A fragment prodrug discovered in a phenotypic screen

Glioblastoma multiforme (GBM) is a particularly nasty type of brain tumor with few drug options aside from the DNA alkylating agent temozolomide (TMZ), which is toxic and not particularly effective. Drugs fail for multiple reasons, among them the difficulty many small molecules have crossing the blood-brain barrier. A recent Nature paper by Luis Parada and a large group of collaborators at Memorial Sloan Kettering Cancer Center and elsewhere describes a promising new approach.

 

The researchers screened >200,000 molecules (not necessarily fragments) against primary GBM cells to look for compounds that reduced viability. Generically toxic molecules are so common that they (literally) grow on trees, so hits were counter-screened against mouse embryonic fibroblasts to looks for molecules that selectively killed GBM cells. This led to a rule-of-three compliant compound the researchers dubbed gliocidin.

 

Figuring out how gliocidin works turned out to be a complicated quest, starting with a genome-wide CRISPR-Cas9 screen to look for genes that either protected or sensitized cells to gliocidin. Subsequent work, including knocking out specific genes of interest and LC-MS/MS studies of metabolites, revealed that gliocidin leads to inhibition of a protein called inosine monophosphate dehydrogenase 2 (IMPDH2), which is necessary for guanine synthesis.

 

However, gliocidin is not a direct inhibitor of IMPDH2. Rather, it is is essentially a "pro-prodrug". Gliocidin is first converted into gliocidin-monocucleotide by the enzyme NAMPT (a target we wrote about back in 2014), and subsequently converted to gliocidin-adenine dinucleotide (GAD) by the enzyme NMNAT1. Cryo-EM showed that GAD binds at the NAD⁺ cofactor binding site of IMPDH2, blocking enzyme activity.
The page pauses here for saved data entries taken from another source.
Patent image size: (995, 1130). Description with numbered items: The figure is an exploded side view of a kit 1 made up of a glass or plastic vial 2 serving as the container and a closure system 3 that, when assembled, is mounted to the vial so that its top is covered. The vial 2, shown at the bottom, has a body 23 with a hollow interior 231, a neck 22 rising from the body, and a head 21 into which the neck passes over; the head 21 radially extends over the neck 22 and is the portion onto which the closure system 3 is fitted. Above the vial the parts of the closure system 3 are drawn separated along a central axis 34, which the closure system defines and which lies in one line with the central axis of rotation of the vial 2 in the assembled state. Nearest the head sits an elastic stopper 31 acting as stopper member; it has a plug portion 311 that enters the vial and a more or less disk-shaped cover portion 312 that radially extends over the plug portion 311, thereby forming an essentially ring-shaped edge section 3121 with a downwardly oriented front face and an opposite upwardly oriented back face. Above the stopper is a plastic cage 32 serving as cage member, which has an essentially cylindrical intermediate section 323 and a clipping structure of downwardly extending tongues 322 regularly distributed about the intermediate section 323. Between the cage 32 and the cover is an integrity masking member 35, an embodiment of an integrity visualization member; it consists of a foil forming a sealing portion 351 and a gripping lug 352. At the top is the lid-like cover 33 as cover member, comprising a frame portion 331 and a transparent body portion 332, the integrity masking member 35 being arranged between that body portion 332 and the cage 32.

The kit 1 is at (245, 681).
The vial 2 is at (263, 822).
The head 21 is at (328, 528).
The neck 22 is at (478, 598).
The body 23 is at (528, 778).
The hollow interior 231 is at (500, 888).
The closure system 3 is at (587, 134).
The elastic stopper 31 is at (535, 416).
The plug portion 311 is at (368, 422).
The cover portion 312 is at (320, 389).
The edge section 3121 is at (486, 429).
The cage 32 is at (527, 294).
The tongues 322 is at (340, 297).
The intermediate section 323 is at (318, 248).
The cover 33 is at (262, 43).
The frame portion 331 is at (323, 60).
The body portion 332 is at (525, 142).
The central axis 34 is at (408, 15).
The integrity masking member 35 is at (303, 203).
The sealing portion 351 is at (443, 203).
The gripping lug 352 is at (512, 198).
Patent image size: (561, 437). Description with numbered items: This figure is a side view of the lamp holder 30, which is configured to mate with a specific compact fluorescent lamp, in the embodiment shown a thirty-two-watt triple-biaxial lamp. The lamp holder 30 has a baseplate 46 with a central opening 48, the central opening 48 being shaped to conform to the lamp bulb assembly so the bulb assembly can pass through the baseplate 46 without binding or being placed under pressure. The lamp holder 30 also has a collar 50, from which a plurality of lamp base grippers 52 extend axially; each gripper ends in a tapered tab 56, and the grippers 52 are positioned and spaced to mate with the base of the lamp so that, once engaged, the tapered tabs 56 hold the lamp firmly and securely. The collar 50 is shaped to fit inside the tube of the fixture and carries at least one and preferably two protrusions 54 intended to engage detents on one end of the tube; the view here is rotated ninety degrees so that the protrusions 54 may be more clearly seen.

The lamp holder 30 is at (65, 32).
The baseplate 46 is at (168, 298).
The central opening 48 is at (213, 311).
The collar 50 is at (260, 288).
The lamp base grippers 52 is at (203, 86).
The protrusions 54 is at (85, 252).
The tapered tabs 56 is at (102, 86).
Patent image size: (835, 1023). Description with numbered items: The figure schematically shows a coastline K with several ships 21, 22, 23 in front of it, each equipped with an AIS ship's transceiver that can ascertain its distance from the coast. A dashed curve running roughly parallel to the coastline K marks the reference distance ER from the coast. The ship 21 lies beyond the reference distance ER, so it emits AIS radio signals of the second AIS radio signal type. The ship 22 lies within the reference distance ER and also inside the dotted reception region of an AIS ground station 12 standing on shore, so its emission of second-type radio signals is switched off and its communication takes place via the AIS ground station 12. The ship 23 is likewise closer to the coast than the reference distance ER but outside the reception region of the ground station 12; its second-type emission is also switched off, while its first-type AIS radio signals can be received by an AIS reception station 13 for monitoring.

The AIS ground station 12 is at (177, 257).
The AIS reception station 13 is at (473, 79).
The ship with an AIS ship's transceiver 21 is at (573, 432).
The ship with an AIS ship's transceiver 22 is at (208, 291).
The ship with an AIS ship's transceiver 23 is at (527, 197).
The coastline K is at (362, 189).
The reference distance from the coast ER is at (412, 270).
In addition to being a DNA-alkylating agent, TMZ induces NMNAT1 expression, thereby increasing conversion of gliocidin to GAD. Consistent with this, the combination of gliocidin and TMZ was more effective than either agent alone in mouse xenograft models. This is a lovely paper that reads like a detective story, and I’m only able to scratch the surface in a brief blog post. It also has multiple lessons for FBDD.

 

First, as expected given its molecular properties, gliocidin has excellent brain penetration. Vicki Nienaber argued in 2009 that FBDD may be ideally suited for finding molecules that can cross the blood-brain barrier, and gliocidin is a case in point.

 

Second, this paper answers emphatically in the affirmative the question we posed in 2022: “Is phenotypic fragment screening worthwhile?”

 

Third, this is another example of in situ inhibitor assembly to generate an analog of NAD⁺; we wrote about a small fragment targeting a different protein here. Given that fragments are the size of many metabolites, fragments as prodrugs could be a productive area of research.

 

But such a prodrug approach is not without risks. In that 2014 post about NAMPT inhibitors, I noted that some molecules had poorly characterized off-target activities, which could perhaps now be explained through this type of in situ activation. The new paper found that GAD does not inhibit two different NAD⁺ or NADPH-dependent enzymes, but hitting off-target enzymes will be something to watch for during optimization. I look forward to following this story.